Latest Review – Hair [Palace Theatre, Manchester] [UK Tour]

Photo by Johan Persson


Palace Theatre, Manchester

Until Saturday 13th April 2019

Hope Mill Theatre’s dazzling 50th anniversary production of the psychedelic and intoxicating classic Hair has come an awful long way since it first premiered at the intimate Manchester venue back in November 2016, with its success sparking a sell-out transfer to The Vaults, London, an official London Cast Recording, and now a major nationwide tour.

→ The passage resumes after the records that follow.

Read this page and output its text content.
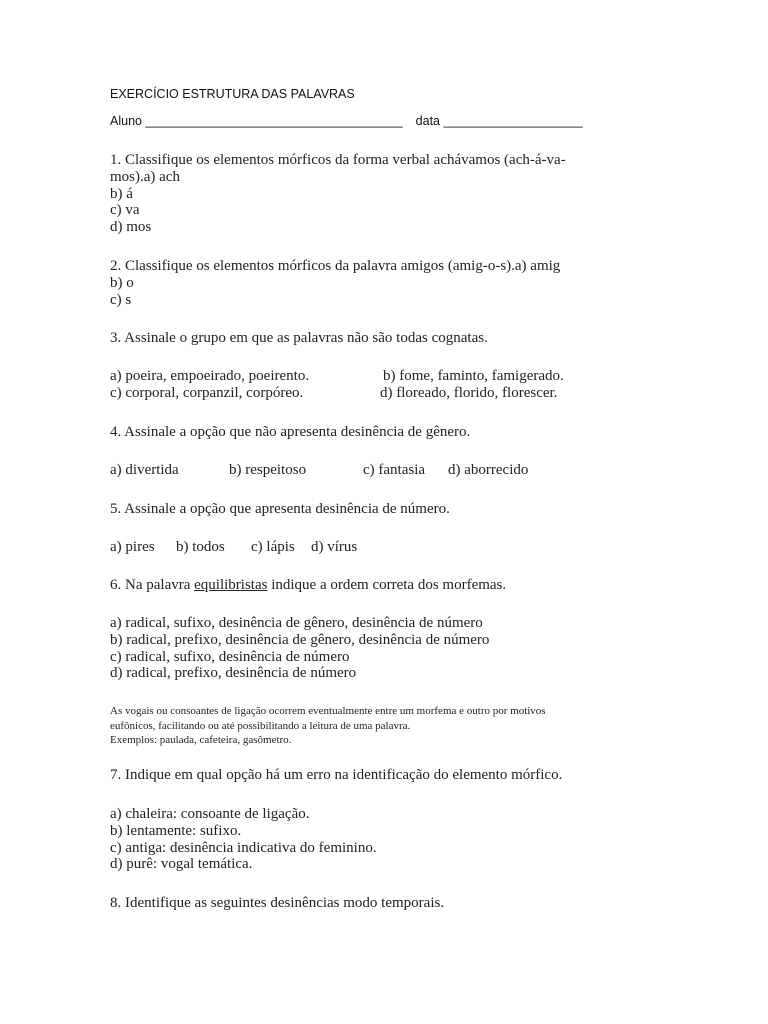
EXERCÍCIO ESTRUTURA DAS PALAVRAS
Aluno _____________________________________ data ____________________
1. Classifique os elementos mórficos da forma verbal achávamos (ach-á-va-
mos).a) ach
b) á
c) va
d) mos
2. Classifique os elementos mórficos da palavra amigos (amig-o-s).a) amig
b) o
c) s
3. Assinale o grupo em que as palavras não são todas cognatas.
a) poeira, empoeirado, poeirento.	b) fome, faminto, famigerado.
c) corporal, corpanzil, corpóreo.	d) floreado, florido, florescer.
4. Assinale a opção que não apresenta desinência de gênero.
a) divertida	b) respeitoso	c) fantasia d) aborrecido
5. Assinale a opção que apresenta desinência de número.
a) pires b) todos c) lápis d) vírus
6. Na palavra equilibristas indique a ordem correta dos morfemas.
a) radical, sufixo, desinência de gênero, desinência de número
b) radical, prefixo, desinência de gênero, desinência de número
c) radical, sufixo, desinência de número
d) radical, prefixo, desinência de número
As vogais ou consoantes de ligação ocorrem eventualmente entre um morfema e outro por motivos
eufônicos, facilitando ou até possibilitando a leitura de uma palavra.
Exemplos: paulada, cafeteira, gasômetro.
7. Indique em qual opção há um erro na identificação do elemento mórfico.
a) chaleira: consoante de ligação.
b) lentamente: sufixo.
c) antiga: desinência indicativa do feminino.
d) purê: vogal temática.
8. Identifique as seguintes desinências modo temporais.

Co-produced by Katy Lipson’s Aria Entertainment and Senbla, Jonathan O’Boyle’s fluid, vibrant production may have now shifted from immersive thrust-stage studio spaces to full scale proscenium arch theatres, however in doing so it has lost none of its intoxicating power. Set against Maeve Black’s bold, stage-filling designs, this is a show that has simply evolved into something much bigger, and it remains a joyous, hallucinatory revival bursting with energy, colour and sheer vocal power.

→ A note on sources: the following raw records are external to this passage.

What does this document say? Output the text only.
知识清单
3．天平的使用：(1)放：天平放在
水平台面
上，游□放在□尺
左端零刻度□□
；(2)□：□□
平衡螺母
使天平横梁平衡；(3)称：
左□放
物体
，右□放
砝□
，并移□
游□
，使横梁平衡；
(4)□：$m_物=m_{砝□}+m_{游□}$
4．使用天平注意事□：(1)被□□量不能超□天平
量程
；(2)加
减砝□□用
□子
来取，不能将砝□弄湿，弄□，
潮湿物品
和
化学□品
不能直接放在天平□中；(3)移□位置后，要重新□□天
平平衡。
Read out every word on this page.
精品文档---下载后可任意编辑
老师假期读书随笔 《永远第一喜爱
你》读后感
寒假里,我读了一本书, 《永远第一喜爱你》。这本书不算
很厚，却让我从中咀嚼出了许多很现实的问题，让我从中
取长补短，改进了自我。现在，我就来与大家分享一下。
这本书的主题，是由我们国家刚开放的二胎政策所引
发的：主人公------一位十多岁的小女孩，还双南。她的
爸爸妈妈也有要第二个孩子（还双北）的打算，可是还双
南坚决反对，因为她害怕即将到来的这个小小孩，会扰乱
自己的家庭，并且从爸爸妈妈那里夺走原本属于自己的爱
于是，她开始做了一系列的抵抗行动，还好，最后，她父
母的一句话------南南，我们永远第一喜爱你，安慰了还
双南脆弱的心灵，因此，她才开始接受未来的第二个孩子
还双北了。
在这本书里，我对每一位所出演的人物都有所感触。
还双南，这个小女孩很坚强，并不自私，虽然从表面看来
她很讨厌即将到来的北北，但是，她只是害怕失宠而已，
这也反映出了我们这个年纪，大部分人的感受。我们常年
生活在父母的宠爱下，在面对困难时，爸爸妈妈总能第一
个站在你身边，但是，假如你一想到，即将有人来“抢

Featuring a book and lyrics by James Rado and Gerome Ragni, and an anthemic, alternative rock score by Galt MacDermot, the ground-breaking musical follows the exploits of a young, politically active, and sexually liberated hippie ‘tribe’ in the East Village of New York during 1967’s ‘Summer of Love’, as they protest for peace and love under the shadow of the Vietnam War.

The show may seem far from controversial to a contemporary audience, and it has of course lost much of its power to shock over the years, however the use of Donald Trump quotes as the cast first enter the stage (through the audience) reminds us that the musical’s timely central themes are still hugely relevant in today’s world.

With a largely erratic book, and a lack of any real narrative structure, Hair is a piece that rests almost entirely on the strength of its ensemble cast to carry things off, and for this 50th anniversary tour, the producers have brought together a dynamic, multi-talented company that certainly don’t disappoint.

Aiesha Pease, Marcus Collins, and Paul Wilkins are particular standouts in a very strong cast, however the show is undoubtedly at its most thrilling (and most effective) during the big, full-company numbers, and the likes of Aquarius, Where Do I Go?, and Let the Sunshine In are often electrifying.

Musical Director Gareth Bretherton and his on-stage band have been with the production since its inception, and deliver a superb performance of the famous score.

There are a few issues, however most tend to lie with the show itself and its often problematic book and lyrics rather than this staging, with O’Boyle’s evocative, revised production – one that the audience are most definitely a part of – proving a joyous and celebratory must see!

Running Time: 2 hours and 30 minutes (approx.), including one 20-minute interval.

Final Performance at the Palace Theatre, Manchester: Saturday 13th April 2019.